Элеонора тоже имеет на этот счет свое мнение, но высказывать его не собирается. Доставшиеся от Ласкарата богатство и роскошь делают ее недоступной для любого самого незаурядного претендента. Хотя в глубине души она мечтает оказаться послушной девочкой в мужественных руках пришельца из других миров, не понимающего цену окружающих ее вещей. До встречи с Василием она сама ни о чем таком не мечтала. Сначала хотела стать актрисой, три года поступала в театральные училища и не поступила. Пошла работать в Театр имени Станиславского в реквизиторский цех. Однажды пожилой артист, которому она подавала из-за кулис во время спектакля высокий кубок, обклеенный стекляшками, пригласил ее поужинать в ресторан ВТО. Какой непередаваемый восторг испытала она, впервые переступив порог знаменитого актерского ресторана. Они пришли после спектакля. Длинный узкий зал с четырьмя рядами столиков, накрытых белыми скатертями, был полон народа. Все громко разговаривали. Поэтому над головами висел непрерывный гул, сопровождаемый звоном посуды. По залу бродили известные и неизвестные артисты. Они подходили к столикам, обнимались с сидящими, выпивали, присаживались на краешек стула и, размахивая руками, о чем-то возбужденно рассказывали.
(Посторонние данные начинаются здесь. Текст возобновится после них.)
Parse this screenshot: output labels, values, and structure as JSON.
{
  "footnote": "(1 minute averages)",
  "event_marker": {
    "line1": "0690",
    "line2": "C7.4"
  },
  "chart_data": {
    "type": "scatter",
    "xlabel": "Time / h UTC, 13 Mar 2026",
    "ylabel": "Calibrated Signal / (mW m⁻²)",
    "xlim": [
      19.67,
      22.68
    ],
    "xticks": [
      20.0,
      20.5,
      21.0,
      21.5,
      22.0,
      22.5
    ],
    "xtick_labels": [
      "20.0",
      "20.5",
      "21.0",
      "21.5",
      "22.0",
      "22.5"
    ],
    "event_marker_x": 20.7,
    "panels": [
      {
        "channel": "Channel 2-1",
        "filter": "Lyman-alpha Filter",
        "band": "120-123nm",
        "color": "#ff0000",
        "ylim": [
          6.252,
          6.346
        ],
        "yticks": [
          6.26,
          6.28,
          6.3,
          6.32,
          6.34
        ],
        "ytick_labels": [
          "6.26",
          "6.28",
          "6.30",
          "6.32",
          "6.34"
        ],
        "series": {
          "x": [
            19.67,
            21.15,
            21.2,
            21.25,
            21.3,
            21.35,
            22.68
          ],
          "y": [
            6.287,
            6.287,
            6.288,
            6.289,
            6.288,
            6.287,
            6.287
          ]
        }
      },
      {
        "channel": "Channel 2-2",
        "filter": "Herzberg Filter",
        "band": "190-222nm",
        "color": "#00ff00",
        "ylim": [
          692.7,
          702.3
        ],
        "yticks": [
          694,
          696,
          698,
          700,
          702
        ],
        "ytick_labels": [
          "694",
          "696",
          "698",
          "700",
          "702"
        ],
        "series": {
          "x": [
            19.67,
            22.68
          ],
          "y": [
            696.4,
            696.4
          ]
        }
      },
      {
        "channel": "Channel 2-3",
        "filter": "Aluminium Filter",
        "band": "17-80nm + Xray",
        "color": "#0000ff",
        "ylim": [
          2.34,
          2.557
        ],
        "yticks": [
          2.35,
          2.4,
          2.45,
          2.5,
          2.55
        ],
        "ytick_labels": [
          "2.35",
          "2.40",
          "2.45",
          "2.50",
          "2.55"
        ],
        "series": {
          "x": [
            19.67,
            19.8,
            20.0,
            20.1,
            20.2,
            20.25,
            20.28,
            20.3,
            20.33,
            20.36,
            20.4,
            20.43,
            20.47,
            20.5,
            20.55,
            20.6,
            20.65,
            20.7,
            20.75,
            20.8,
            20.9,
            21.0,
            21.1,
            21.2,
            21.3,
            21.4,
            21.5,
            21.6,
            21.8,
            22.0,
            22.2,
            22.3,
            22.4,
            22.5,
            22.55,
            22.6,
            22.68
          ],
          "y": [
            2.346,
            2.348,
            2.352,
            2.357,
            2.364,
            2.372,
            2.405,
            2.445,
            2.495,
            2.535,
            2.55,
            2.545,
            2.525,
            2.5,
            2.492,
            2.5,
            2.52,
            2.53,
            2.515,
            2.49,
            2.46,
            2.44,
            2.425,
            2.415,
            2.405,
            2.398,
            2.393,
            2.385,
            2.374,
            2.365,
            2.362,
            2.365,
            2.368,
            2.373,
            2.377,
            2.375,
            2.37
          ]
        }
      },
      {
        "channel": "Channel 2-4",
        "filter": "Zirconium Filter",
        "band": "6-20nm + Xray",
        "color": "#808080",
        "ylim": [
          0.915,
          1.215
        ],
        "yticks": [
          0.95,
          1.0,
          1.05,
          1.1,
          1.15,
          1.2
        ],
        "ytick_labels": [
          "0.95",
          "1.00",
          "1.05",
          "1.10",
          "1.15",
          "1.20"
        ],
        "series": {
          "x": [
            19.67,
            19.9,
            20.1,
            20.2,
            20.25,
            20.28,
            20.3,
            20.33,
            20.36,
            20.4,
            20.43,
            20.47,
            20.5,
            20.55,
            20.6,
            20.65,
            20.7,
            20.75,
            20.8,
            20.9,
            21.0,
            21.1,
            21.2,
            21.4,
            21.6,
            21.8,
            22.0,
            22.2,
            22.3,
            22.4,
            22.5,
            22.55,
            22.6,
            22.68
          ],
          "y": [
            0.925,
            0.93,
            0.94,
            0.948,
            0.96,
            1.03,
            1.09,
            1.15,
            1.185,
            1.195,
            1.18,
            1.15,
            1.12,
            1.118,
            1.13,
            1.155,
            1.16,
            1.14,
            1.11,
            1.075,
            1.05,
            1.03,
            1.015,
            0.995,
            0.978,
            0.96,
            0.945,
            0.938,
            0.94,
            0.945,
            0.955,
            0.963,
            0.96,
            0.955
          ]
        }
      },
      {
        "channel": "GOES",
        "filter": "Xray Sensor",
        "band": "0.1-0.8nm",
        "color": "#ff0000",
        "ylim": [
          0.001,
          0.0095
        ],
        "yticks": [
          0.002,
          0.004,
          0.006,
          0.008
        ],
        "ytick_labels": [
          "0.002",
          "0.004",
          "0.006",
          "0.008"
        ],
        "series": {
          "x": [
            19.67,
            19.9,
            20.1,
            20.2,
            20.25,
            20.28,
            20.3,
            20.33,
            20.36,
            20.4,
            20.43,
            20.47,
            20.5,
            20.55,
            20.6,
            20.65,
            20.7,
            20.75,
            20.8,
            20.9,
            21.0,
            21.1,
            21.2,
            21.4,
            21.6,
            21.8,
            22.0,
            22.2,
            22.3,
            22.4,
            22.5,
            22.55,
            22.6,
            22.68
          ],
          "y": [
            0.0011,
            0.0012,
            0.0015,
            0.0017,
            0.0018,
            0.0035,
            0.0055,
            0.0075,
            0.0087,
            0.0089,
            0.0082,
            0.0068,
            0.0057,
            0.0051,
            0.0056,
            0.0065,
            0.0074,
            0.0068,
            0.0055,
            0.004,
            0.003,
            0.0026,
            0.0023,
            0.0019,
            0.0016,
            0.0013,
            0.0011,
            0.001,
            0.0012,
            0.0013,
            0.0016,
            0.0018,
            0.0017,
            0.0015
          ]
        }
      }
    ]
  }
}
Официантки с высоко поднятыми подносами бесцеремонно расталкивали попадавшихся на пути посетителей, а те, раскрывая объятия, тут же начинали подхалимничать. Из официанток особенно запомнилась Элеоноре высоченная девушка, судя по всему бывшая баскетболистка. В дальнем углу зала за большим столом пели цыгане. Ни одного свободного места обнаружить не удалось. Но пригласивший Элеонору пожилой актер не растерялся. Пошушукался с метрдотелем, высоким представительным мужчиной в усах, и тот великодушно позволил сесть за угловой столик, судя по всему служебный, с грязной скатертью и как раз двумя стульями. Этот вечер запомнился Элеоноре еще и тем, что ужасно хотелось узнать, что находится в конце зала за тяжелыми портьерами. Спрашивать было неудобно. Не хотелось признаваться в своем первом посещении…
Элеонора вздрагивает. Кто-то дергает ее за локоть. Она не в силах сбросить оцепенение.
- Мадам, вы забыли ключи или вам плохо? - узнает она знакомый, немного гнусавый голос консьержки. - Я все жду, жду, когда хлопнет ваша дверь, а она не хлопает. Так давай подниматься, смотреть, чего с вами такое могло произойти.
Элеонора с трудом отстраняется от двери и чуть не падает. Ее подхватывают участливые руки консьержки.
- Спасибо, Марта Степановна. Вы не поможете открыть дверь и снять квартиру с охраны?